Signed-off-by: Kees Cook <kees@kernel.org>
---
 v2: Rebased on to latest upstream, which has sanitize_code_type now.
Cc: Indu Bhagat <indu.bhagat@oracle.com>
Cc: Claudiu Zissulescu <claudiu.zissulescu-ianculescu@oracle.com>
Cc: Andrew Pinski <andrew.pinski@oss.qualcomm.com>
---
 gcc/asan.h                |  8 ++++++-
 gcc/c-family/c-attribs.cc | 49 +++++++++++++++++++++++++++------------
 gcc/d/d-attribs.cc        | 17 ++++++++++----
 3 files changed, 54 insertions(+), 20 deletions(-)
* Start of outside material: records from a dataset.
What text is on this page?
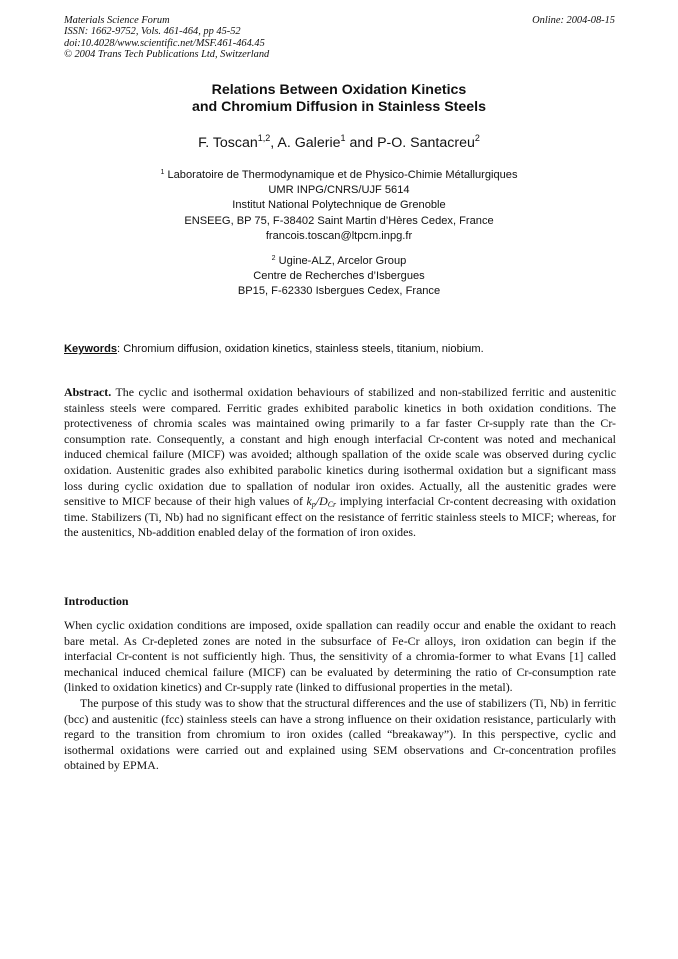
Materials Science Forum
ISSN: 1662-9752, Vols. 461-464, pp 45-52
doi:10.4028/www.scientific.net/MSF.461-464.45
© 2004 Trans Tech Publications Ltd, Switzerland
Online: 2004-08-15
Relations Between Oxidation Kinetics
and Chromium Diffusion in Stainless Steels
F. Toscan$^{1,2}$, A. Galerie$^1$ and P-O. Santacreu$^2$
$^1$ Laboratoire de Thermodynamique et de Physico-Chimie Métallurgiques
UMR INPG/CNRS/UJF 5614
Institut National Polytechnique de Grenoble
ENSEEG, BP 75, F-38402 Saint Martin d’Hères Cedex, France
francois.toscan@ltpcm.inpg.fr
$^2$ Ugine-ALZ, Arcelor Group
Centre de Recherches d’Isbergues
BP15, F-62330 Isbergues Cedex, France
Keywords: Chromium diffusion, oxidation kinetics, stainless steels, titanium, niobium.

Abstract. The cyclic and isothermal oxidation behaviours of stabilized and non-stabilized ferritic and austenitic stainless steels were compared. Ferritic grades exhibited parabolic kinetics in both oxidation conditions. The protectiveness of chromia scales was maintained owing primarily to a far faster Cr-supply rate than the Cr-consumption rate. Consequently, a constant and high enough interfacial Cr-content was noted and mechanical induced chemical failure (MICF) was avoided; although spallation of the oxide scale was observed during cyclic oxidation. Austenitic grades also exhibited parabolic kinetics during isothermal oxidation but a significant mass loss during cyclic oxidation due to spallation of nodular iron oxides. Actually, all the austenitic grades were sensitive to MICF because of their high values of $k_p/D_{Cr}$ implying interfacial Cr-content decreasing with oxidation time. Stabilizers (Ti, Nb) had no significant effect on the resistance of ferritic stainless steels to MICF; whereas, for the austenitics, Nb-addition enabled delay of the formation of iron oxides.

Introduction

When cyclic oxidation conditions are imposed, oxide spallation can readily occur and enable the oxidant to reach bare metal. As Cr-depleted zones are noted in the subsurface of Fe-Cr alloys, iron oxidation can begin if the interfacial Cr-content is not sufficiently high. Thus, the sensitivity of a chromia-former to what Evans [1] called mechanical induced chemical failure (MICF) can be evaluated by determining the ratio of Cr-consumption rate (linked to oxidation kinetics) and Cr-supply rate (linked to diffusional properties in the metal).

The purpose of this study was to show that the structural differences and the use of stabilizers (Ti, Nb) in ferritic (bcc) and austenitic (fcc) stainless steels can have a strong influence on their oxidation resistance, particularly with regard to the transition from chromium to iron oxides (called “breakaway”). In this perspective, cyclic and isothermal oxidations were carried out and explained using SEM observations and Cr-concentration profiles obtained by EPMA.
diff --git a/gcc/asan.h b/gcc/asan.h
index a24562f67a29..f5dc3d7ceb8d 100644
--- a/gcc/asan.h
+++ b/gcc/asan.h
@@ -253,7 +253,13 @@ sanitize_flags_p (sanitize_code_type flag,
     {
       tree value = lookup_attribute ("no_sanitize", DECL_ATTRIBUTES (fn));
       if (value)
-	result_flags &= ~tree_to_uhwi (TREE_VALUE (value));
+	{
+	  /* Extract the INTEGER_CST from the TREE_LIST wrapper.  */
+	  tree attr_args = TREE_VALUE (value);
+	  gcc_assert (attr_args && TREE_CODE (attr_args) == TREE_LIST);
+	  sanitize_code_type no_sanitize_flags = tree_to_sanitize_code_type (TREE_VALUE (attr_args));
+	  result_flags &= ~no_sanitize_flags;
+	}
     }
 
   return result_flags;
diff --git a/gcc/c-family/c-attribs.cc b/gcc/c-family/c-attribs.cc
index 1e3a94ed9493..e629601579ef 100644
--- a/gcc/c-family/c-attribs.cc
+++ b/gcc/c-family/c-attribs.cc
@@ -1425,20 +1425,27 @@ add_no_sanitize_value (tree node, sanitize_code_type flags)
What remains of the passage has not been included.